En utilisant des techniques similaires à celles utilisées par les agences de renseignement, l’équipe de recherche derrière l’étude a analysé l’imagerie satellitaire commerciale et « observé une augmentation spectaculaire du trafic hospitalier à l’extérieur de cinq grands hôpitaux de Wuhan à la fin de l’été et au début de l’automne 2019 », selon le Dr John Brownstein, le professeur de médecine de Harvard qui a dirigé la recherche.
Brownstein, un contributeur d’ABC News, a déclaré que l’augmentation du trafic « coïncidait avec » des requêtes élevées sur une recherche Internet chinoise pour « certains symptômes qui seraient plus tard déterminés comme étant étroitement associés au nouveau coronavirus ».
Bien que Brownstein ait reconnu que les preuves étaient circonstancielles, il a déclaré que l’étude constituait un nouveau point de données important dans le mystère des origines de COVID-19.
« Quelque chose se passait en octobre », a déclaré Brownstein, directeur de l’innovation au Boston Children’s Hospital et directeur du Computational Epidemiology Lab du centre médical. « De toute évidence, il y a eu un certain niveau de perturbation sociale bien avant ce qui était auparavant identifié comme le début de la nouvelle pandémie de coronavirus. »
Hôpital Zhongnan de l’Université de Wuhan
Hôpital Zhongnan de l’Université de WuhanFourni à ABC News
Depuis l’épidémie en Chine l’année dernière, le coronavirus a balayé le monde entier, infectant près de 7 millions de personnes et tuant plus de 400 000 dans le monde, selon un décompte de l’Université Johns Hopkins. On pense que le virus est passé des espèces animales, où il a eu peu d’effet, aux humains, où il est devenu le tueur naturel le plus puissant depuis la pandémie de grippe espagnole il y a un siècle.
Bien que les autorités chinoises n’aient pas officiellement informé l’Organisation mondiale de la santé avant le 31 décembre qu’un nouvel agent pathogène respiratoire traversait Wuhan, les services de renseignement américains ont pris vent d’un problème dès la fin novembre et ont informé le Pentagone, selon quatre sources informées sur la confidentialité information.
Parce que l’origine d’un nouveau virus est si difficile à cerner mais si importante pour les scientifiques à comprendre, les experts du monde entier se précipitent pour découvrir les secrets du pathogène officiellement appelé SARS-CoV2. La tâche des chercheurs est rendue beaucoup plus compliquée par le refus du gouvernement chinois de coopérer pleinement avec les autorités sanitaires occidentales et internationales, ont déclaré des responsables américains et de l’OMS.

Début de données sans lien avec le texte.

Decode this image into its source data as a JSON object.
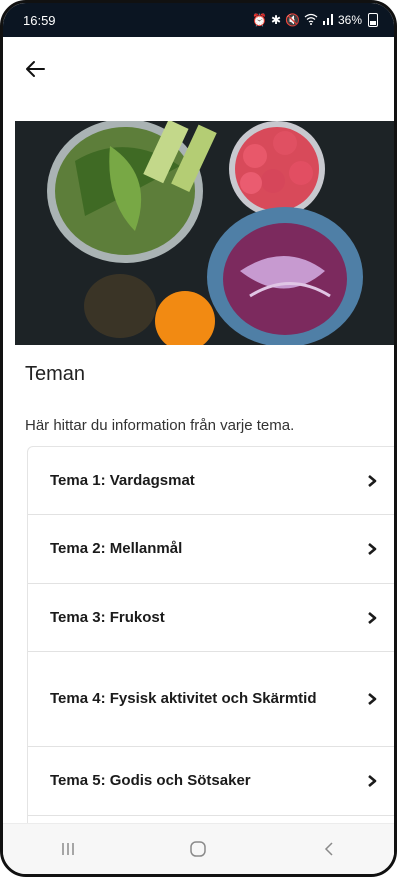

Brownstein et son équipe, qui comprenait des chercheurs de l’Université de Boston et de l’hôpital pour enfants de Boston, ont passé plus d’un mois à essayer de cerner les signes du moment où la population de la province du Hubei en Chine a commencé à être frappée.
Université médicale de Wuhan Tongji
Université médicale de Wuhan TongjiFourni à ABC News
La logique du projet de recherche de Brownstein était simple: les maladies respiratoires entraînent des types de comportement très spécifiques dans les communautés où elles se propagent. Ainsi, des images qui montrent ces modèles de comportement pourraient aider à expliquer ce qui se passait même si les personnes qui étaient malades ne se rendaient pas compte du problème plus large à l’époque.
« Ce que nous essayons de faire, c’est de regarder l’activité, à quel point l’hôpital est occupé », a déclaré Brownstein. «Et la façon dont nous le faisons est de compter les voitures qui se trouvent dans cet hôpital. Les parkings seront pleins à mesure qu’un hôpital est occupé. Donc, plus de voitures dans un hôpital, le plus fréquenté de l’hôpital, probablement parce que quelque chose se passe dans la communauté, une infection se développe et les gens doivent consulter un médecin. Vous voyez donc l’augmentation des activités hospitalières à travers les voitures… Nous l’avons vu dans plusieurs institutions. »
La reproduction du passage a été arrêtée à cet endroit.